Use a small, constant number of segments per curve and adjust that count on the fly—more segments when the camera is close, fewer when far. Pre‑evaluate the curve on the CPU for static parts and upload only the control points to the GPU, then let the vertex shader run De Casteljau’s algorithm with a fixed number of steps. Keep the shader as stateless as possible: no branching, no dynamic loops, just a few muls and adds. If you’re using tessellation, limit the maximum tesselation level and clamp it to the frame budget. And remember, the simplest curve with the least wasted pixels usually runs the fastest.
Sounds solid—CPU pre‑eval for static parts keeps the GPU lean. Did you try hashing the control points into a texture to cut down on uniform bandwidth? Also, maybe use a small lookup table for the De Casteljau steps if you’re hitting the loop limit on older GPUs. Any pitfalls you ran into with the branching you mentioned?
Hashing the control points into a texture works if you need to look up many curves per frame; just make sure the texture stays small—4‑byte per control point is fine. The lookup table for De Casteljau is a good idea, but only if you can unroll the loop; otherwise you’ll hit the loop‑limit on legacy cards. Branching is the usual culprit: a single if in the vertex shader will cause divergent paths on the GPU, so keep branches to a minimum. If you must branch, make it data‑dependent rather than geometry‑dependent, and use a fixed maximum for the number of iterations. Also, keep your texture fetches aligned; misaligned reads can stall the pipeline. In short, stay uniform‑heavy, loop‑light, and remember that divergence is a silent performance killer.

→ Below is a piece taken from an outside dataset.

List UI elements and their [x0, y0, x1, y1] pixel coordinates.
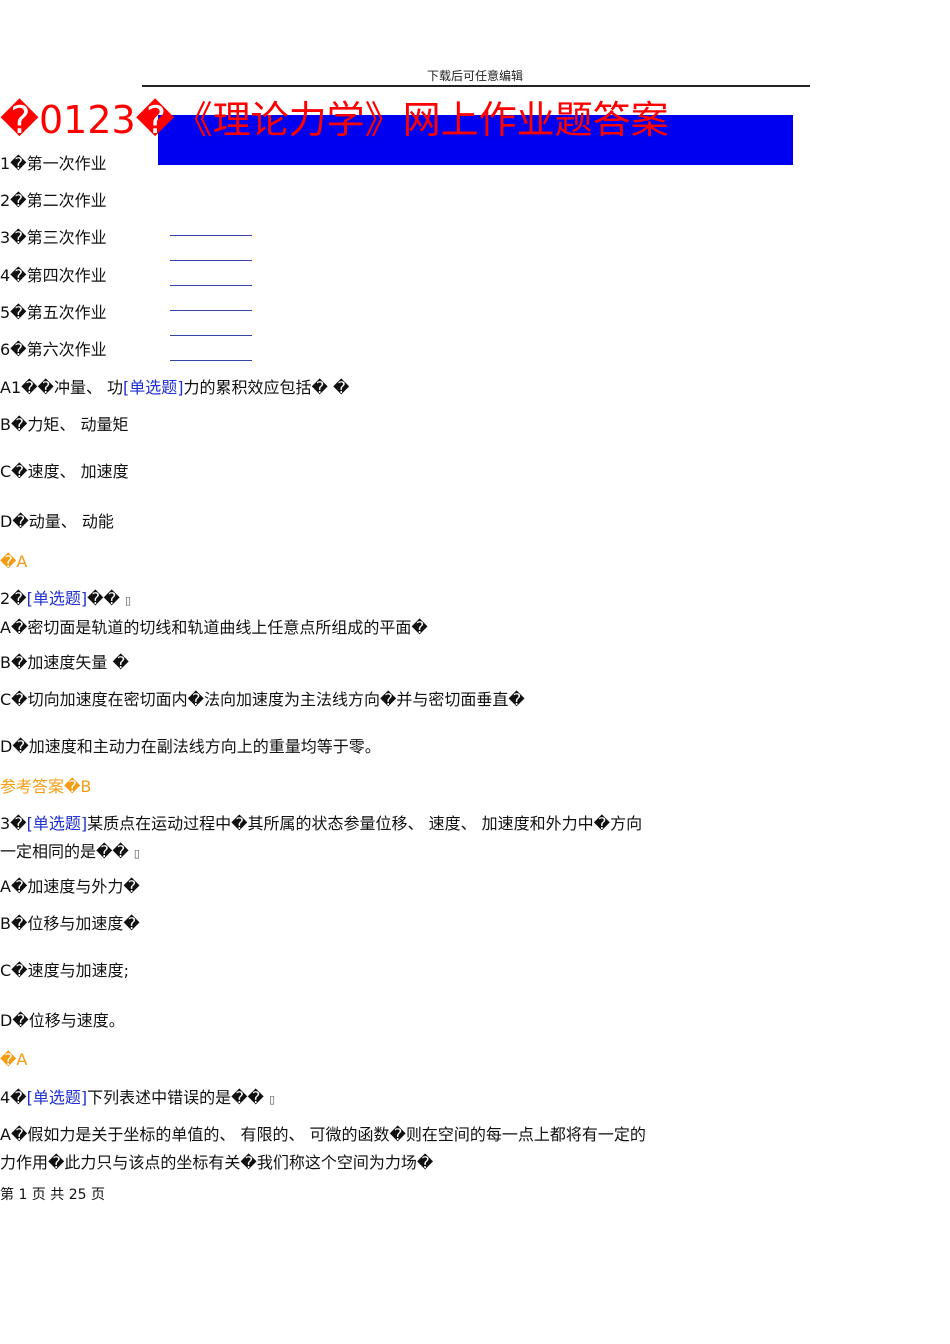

Nice points—aligned fetches always throw me off. Have you ever tried packing control points into a 2D array so you can fetch a whole row with one sample? It saves on samplers and keeps the bandwidth tidy. Also, I found that using a small constant pool of pre‑computed De Casteljau coefficients can cut a few cycles when you have to evaluate many curves per pixel. What about your approach to handling very flat curves?

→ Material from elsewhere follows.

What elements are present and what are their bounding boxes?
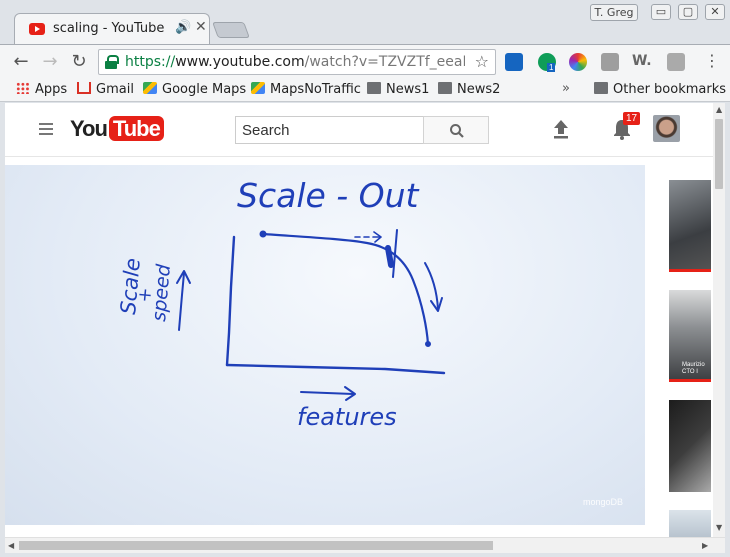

When a curve is almost straight the De Casteljau steps just waste work. In that case I check the distance between first and last control point; if it’s below a tiny epsilon I treat it as a line segment and skip the evaluation entirely. If you still want to run the algorithm, use an adaptive step size: start with one mid‑point, double the resolution only if the curvature exceeds a set threshold. That keeps the loops short for flat segments while preserving detail where it really matters.
That’s clever—just a quick distance check before the heavy lifting. I might even cache the epsilon results per frame to avoid recomputing for static meshes. How do you handle cases where the control points move so fast that the straight‑line check flips mid‑frame?